Chap. IX : À Versailles, un garde du corps breton doit instruire l’Ingénu des usages de la cour. On ne rencontre pas si facilement le roi. Hercule de Kerkabon patiente longuement avant d’être finalement reçu par un commis que son comportement étonne. Cependant le père de La Chaise a reçu deux lettres de dénonciation : celle de son espion, et une autre du bailli breton. Dans la nuit, l’Ingénu, est arrêté, puis embastillé. La cellule où on enferme est déjà occupée par Gordon, un vieux prêtre janséniste.

Chap. X : Confidences et conversations rapprochent les deux captifs. L’Ingénu, bien qu’il reste préoccupé de Saint-Yves, commence à s’instruire sous la conduite de Gordon : il découvre la physique, la philosophie, l’histoire.
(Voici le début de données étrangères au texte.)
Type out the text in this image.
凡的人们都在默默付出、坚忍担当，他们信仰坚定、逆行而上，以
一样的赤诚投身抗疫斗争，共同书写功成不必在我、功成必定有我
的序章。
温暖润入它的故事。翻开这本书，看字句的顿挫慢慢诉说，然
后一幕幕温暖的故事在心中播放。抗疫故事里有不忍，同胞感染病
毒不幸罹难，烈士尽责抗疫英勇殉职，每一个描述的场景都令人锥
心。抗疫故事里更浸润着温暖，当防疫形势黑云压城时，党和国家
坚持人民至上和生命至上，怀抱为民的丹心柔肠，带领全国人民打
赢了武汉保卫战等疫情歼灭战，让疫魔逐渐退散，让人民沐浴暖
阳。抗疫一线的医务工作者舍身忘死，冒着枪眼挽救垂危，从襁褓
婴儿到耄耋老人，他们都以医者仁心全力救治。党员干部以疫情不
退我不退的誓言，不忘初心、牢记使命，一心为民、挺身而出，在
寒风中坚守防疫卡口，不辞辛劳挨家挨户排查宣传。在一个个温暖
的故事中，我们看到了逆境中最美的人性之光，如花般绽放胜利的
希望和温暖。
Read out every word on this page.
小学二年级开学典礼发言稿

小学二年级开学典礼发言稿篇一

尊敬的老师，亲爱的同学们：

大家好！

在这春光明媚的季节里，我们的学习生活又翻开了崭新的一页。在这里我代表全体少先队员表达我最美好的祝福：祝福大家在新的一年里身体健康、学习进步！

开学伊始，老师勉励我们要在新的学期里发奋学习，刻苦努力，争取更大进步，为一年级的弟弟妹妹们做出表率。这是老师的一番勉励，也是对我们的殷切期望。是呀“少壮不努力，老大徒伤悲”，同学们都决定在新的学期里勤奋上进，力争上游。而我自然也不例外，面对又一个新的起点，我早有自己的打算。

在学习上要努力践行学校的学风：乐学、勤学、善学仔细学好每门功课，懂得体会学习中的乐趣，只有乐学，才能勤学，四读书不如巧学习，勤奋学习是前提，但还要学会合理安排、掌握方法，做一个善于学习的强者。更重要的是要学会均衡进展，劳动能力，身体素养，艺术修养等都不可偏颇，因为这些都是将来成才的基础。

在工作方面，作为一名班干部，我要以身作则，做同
Ses dons surprennent le vieux janséniste.

Chap. XI : La compagnie de Gordon, et les lectures, transforment l’Ingénu. Le prêtre pousse le Huron à noter des réflexions dont la sagesse l’étonne, et qui ébranlent ses certitudes de janséniste. Histoire, astronomie, l’apprentissage du jeune homme se poursuit.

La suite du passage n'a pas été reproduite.